CtrlFuse: Mask-Prompt Guided Controllable Infrared and Visible Image Fusion¶

Conference: AAAI2026 arXiv: 2601.08619 Code: Sevryy/CtrlFuse Area: Image Segmentation Keywords: infrared-visible image fusion, controllable fusion, mask prompt, SAM, semantic segmentation

TL;DR¶

This paper proposes CtrlFuse, which achieves interactive controllable infrared-visible image fusion by fine-tuning SAM with mask prompt guidance, simultaneously improving fusion quality and downstream segmentation/detection performance.

Background & Motivation¶

Infrared-visible image fusion aims to combine complementary information from two modalities to provide all-weather perception for intelligent autonomous systems. Visible images offer rich color and high resolution but degrade under low-light conditions; infrared images compensate for poor illumination but lack texture information.

Existing methods suffer from two fundamental limitations:

Pixel-level fusion methods focus solely on pixel consistency between the fused and source images, ignoring the adaptability of fused images to downstream perception tasks.
Task-driven fusion methods implicitly learn fixed semantic categories via cascaded detection/segmentation models, and cannot dynamically control attention to specific targets according to varying application requirements.

For instance, although existing methods learn target semantics during training, they still underperform in practical vehicle segmentation scenarios.

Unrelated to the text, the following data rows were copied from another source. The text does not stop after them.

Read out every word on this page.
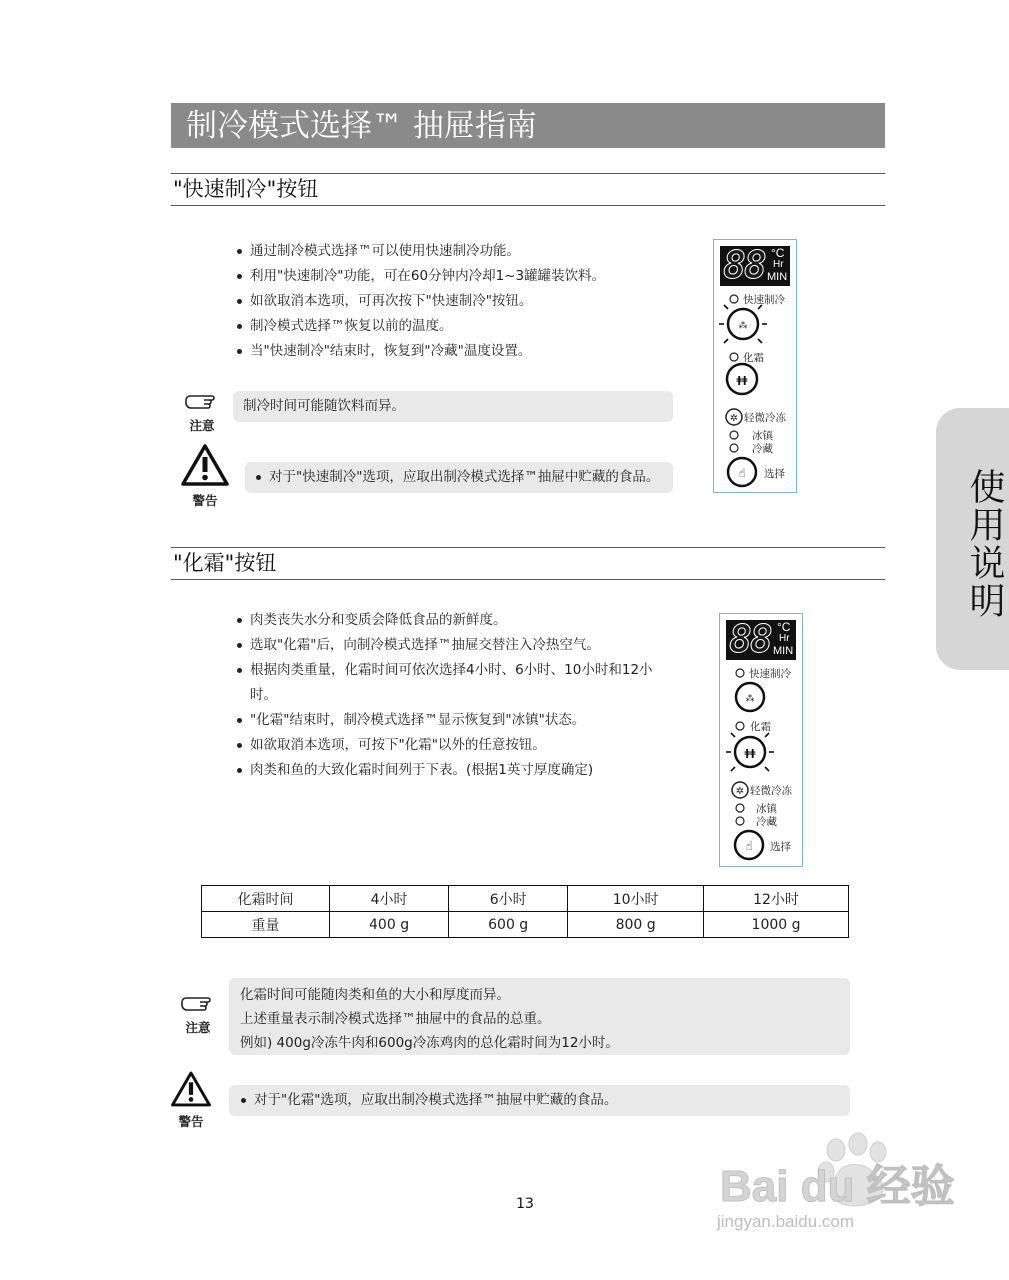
制冷模式选择™ 抽屉指南
"快速制冷"按钮
通过制冷模式选择™可以使用快速制冷功能。
利用"快速制冷"功能，可在60分钟内冷却1~3罐罐装饮料。
如欲取消本选项，可再次按下"快速制冷"按钮。
制冷模式选择™恢复以前的温度。
当"快速制冷"结束时，恢复到"冷藏"温度设置。
注意
制冷时间可能随饮料而异。
警告
对于"快速制冷"选项，应取出制冷模式选择™抽屉中贮藏的食品。
88 °C
Hr
MIN
⁂
ǂǂ
✲
☝
快速制冷
化霜
轻微冷冻
冰镇
冷藏
选择	使用说明
"化霜"按钮
肉类丧失水分和变质会降低食品的新鲜度。
选取"化霜"后，向制冷模式选择™抽屉交替注入冷热空气。
根据肉类重量，化霜时间可依次选择4小时、6小时、10小时和12小时。
"化霜"结束时，制冷模式选择™显示恢复到"冰镇"状态。
如欲取消本选项，可按下"化霜"以外的任意按钮。
肉类和鱼的大致化霜时间列于下表。(根据1英寸厚度确定)
88 °C
Hr
MIN
⁂
ǂǂ
✲
☝
快速制冷
化霜
轻微冷冻
冰镇
冷藏
选择
化霜时间	4小时	6小时	10小时	12小时
重量	400 g	600 g	800 g	1000 g
注意
化霜时间可能随肉类和鱼的大小和厚度而异。
上述重量表示制冷模式选择™抽屉中的食品的总重。
例如) 400g冷冻牛肉和600g冷冻鸡肉的总化霜时间为12小时。
警告
对于"化霜"选项，应取出制冷模式选择™抽屉中贮藏的食品。
13	Bai du 经验
jingyan.baidu.com
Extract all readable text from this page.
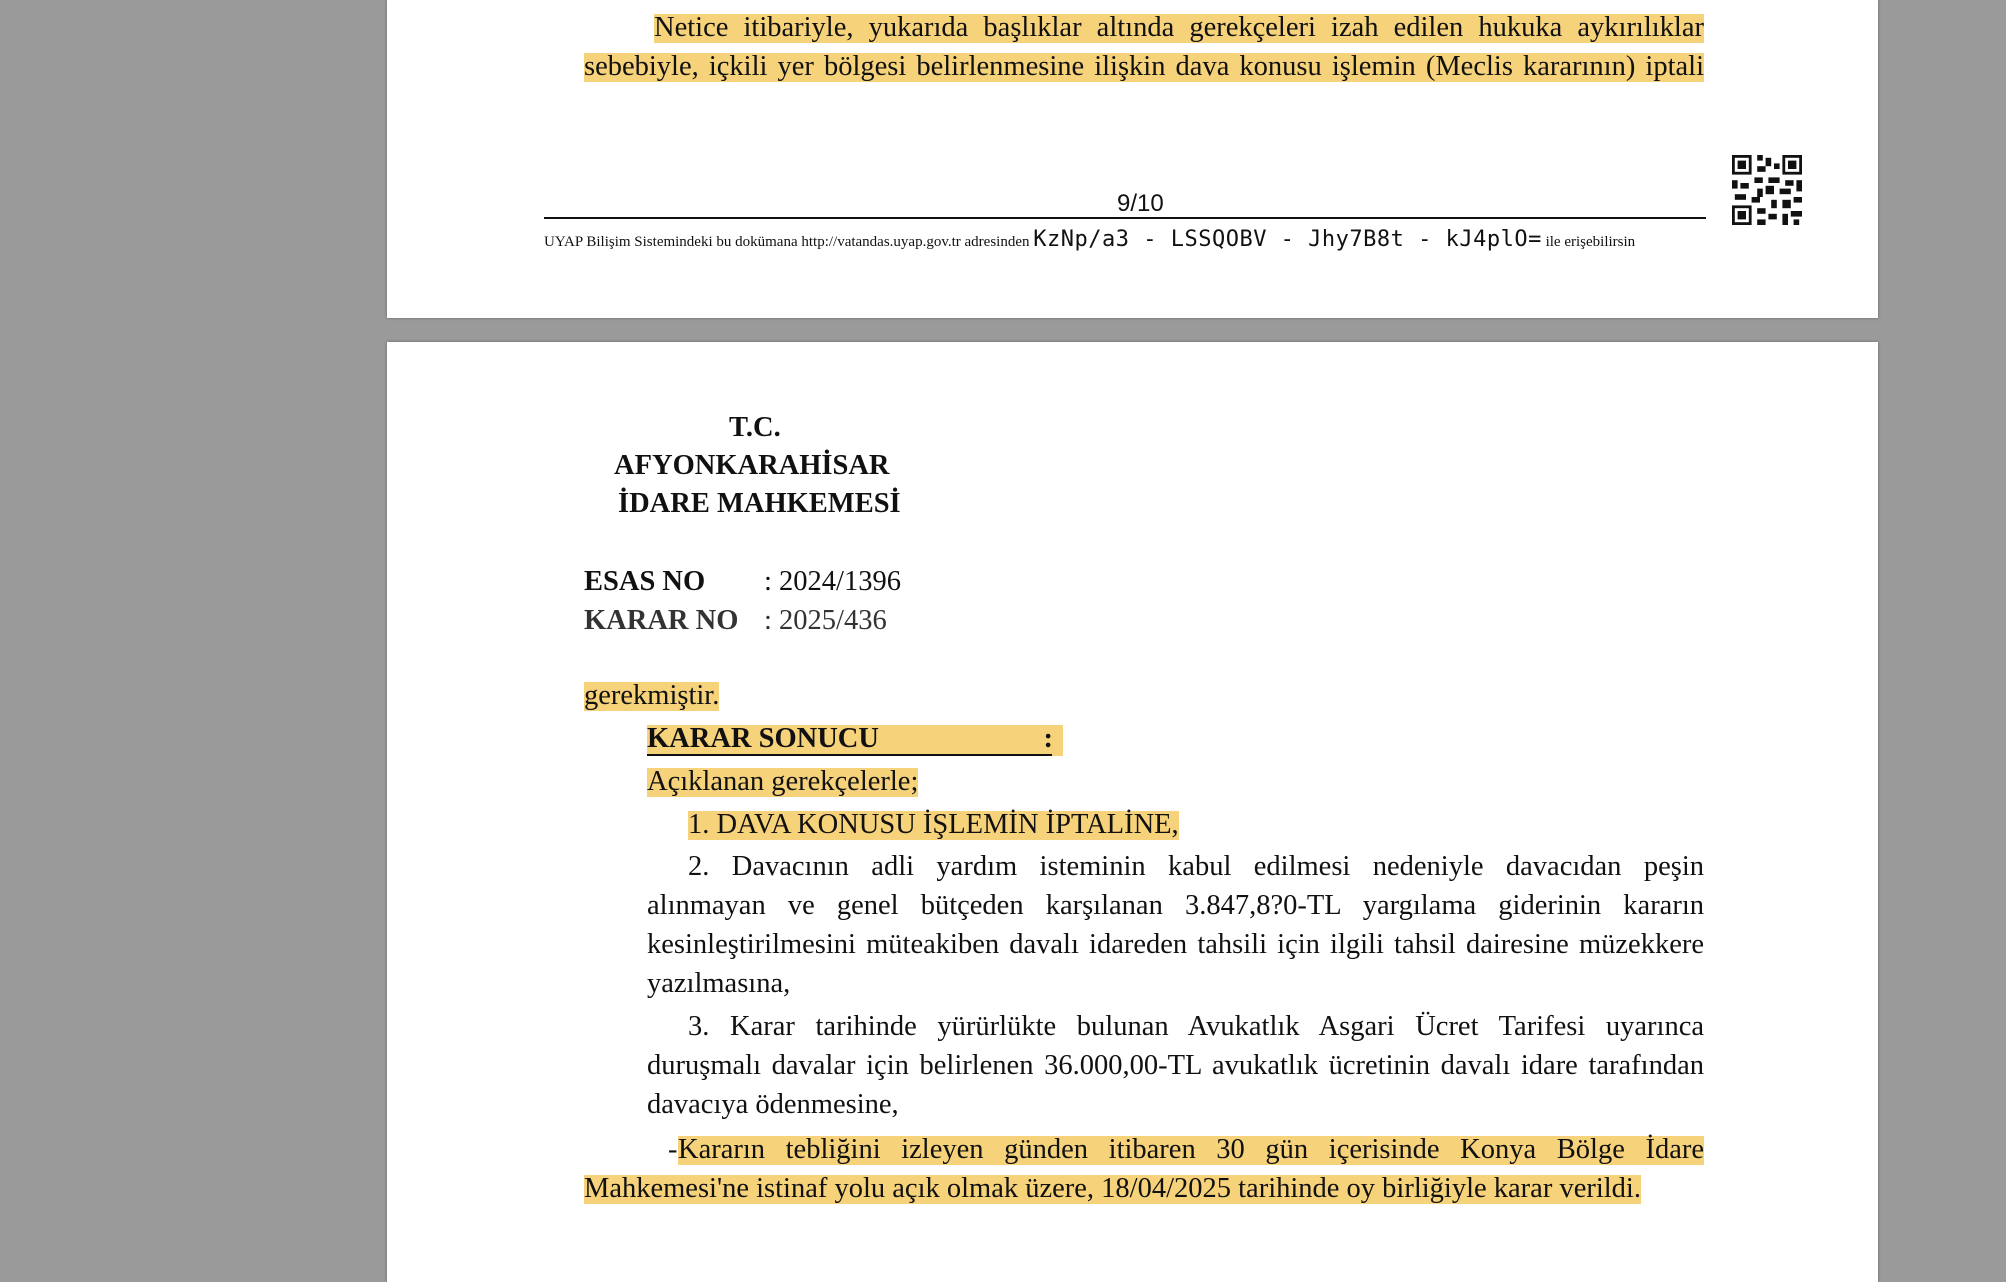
Netice itibariyle, yukarıda başlıklar altında gerekçeleri izah edilen hukuka aykırılıklar
sebebiyle, içkili yer bölgesi belirlenmesine ilişkin dava konusu işlemin (Meclis kararının) iptali
9/10
UYAP Bilişim Sistemindeki bu dokümana http://vatandas.uyap.gov.tr adresinden KzNp/a3 - LSSQOBV - Jhy7B8t - kJ4plO= ile erişebilirsin
T.C.
AFYONKARAHİSAR
İDARE MAHKEMESİ
ESAS NO : 2024/1396
KARAR NO : 2025/436
gerekmiştir.
KARAR SONUCU	:
Açıklanan gerekçelerle;
1. DAVA KONUSU İŞLEMİN İPTALİNE,
2. Davacının adli yardım isteminin kabul edilmesi nedeniyle davacıdan peşin
alınmayan ve genel bütçeden karşılanan 3.847,8?0-TL yargılama giderinin kararın
kesinleştirilmesini müteakiben davalı idareden tahsili için ilgili tahsil dairesine müzekkere
yazılmasına,
3. Karar tarihinde yürürlükte bulunan Avukatlık Asgari Ücret Tarifesi uyarınca
duruşmalı davalar için belirlenen 36.000,00-TL avukatlık ücretinin davalı idare tarafından
davacıya ödenmesine,
- Kararın tebliğini izleyen günden itibaren 30 gün içerisinde Konya Bölge İdare
Mahkemesi'ne istinaf yolu açık olmak üzere, 18/04/2025 tarihinde oy birliğiyle karar verildi.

This indicates the need for a semantically controllable multimodal fusion architecture capable of dynamic, demand-driven fusion.

Core Problem¶

How to construct an interactive and controllable multimodal image fusion framework that enables users to dynamically specify semantic targets of interest via mask prompts, while achieving mutual reinforcement between fusion quality and downstream task performance?

Method¶

Overall Architecture¶

CtrlFuse consists of four core components:

Multimodal backbone encoder-decoder: Extracts infrared features $F_{ir}$ and visible features $F_{vis}$ separately, concatenates them, and generates a reference image $I_{ref}$ through the decoder.
Reference Prompt Encoder (RPE): Dynamically encodes task-relevant semantic prompts under mask guidance.
Prompt-Semantic Fusion Module (PSFM): Explicitly injects semantic prompts into the fusion features.
Frozen SAM: Provides strong semantic-aware foundational capabilities.

Reference Prompt Encoder¶

Taking the infrared branch as an example:

The mask prompt is applied to $F_{ir}$ via Hadamard product followed by average pooling to obtain the target feature $F_t$.
$F_{ir}$ and $F_{ref}$ are each concatenated with $F_t$ and convolved to generate support feature $F_{supp}$ and query feature $F_{qry}$.
Learnable queries $Q \in \mathbb{R}^{N \times C}$ ($N=40$) extract category-relevant information from $F_{supp}$ via cross-attention to obtain $Q'$.
$Q'$ further interacts with $F_{qry}$ through cross-attention to generate reference prompt $P'$, which is passed through the frozen SAM Prompt Encoder to produce the final prompt embedding $P$.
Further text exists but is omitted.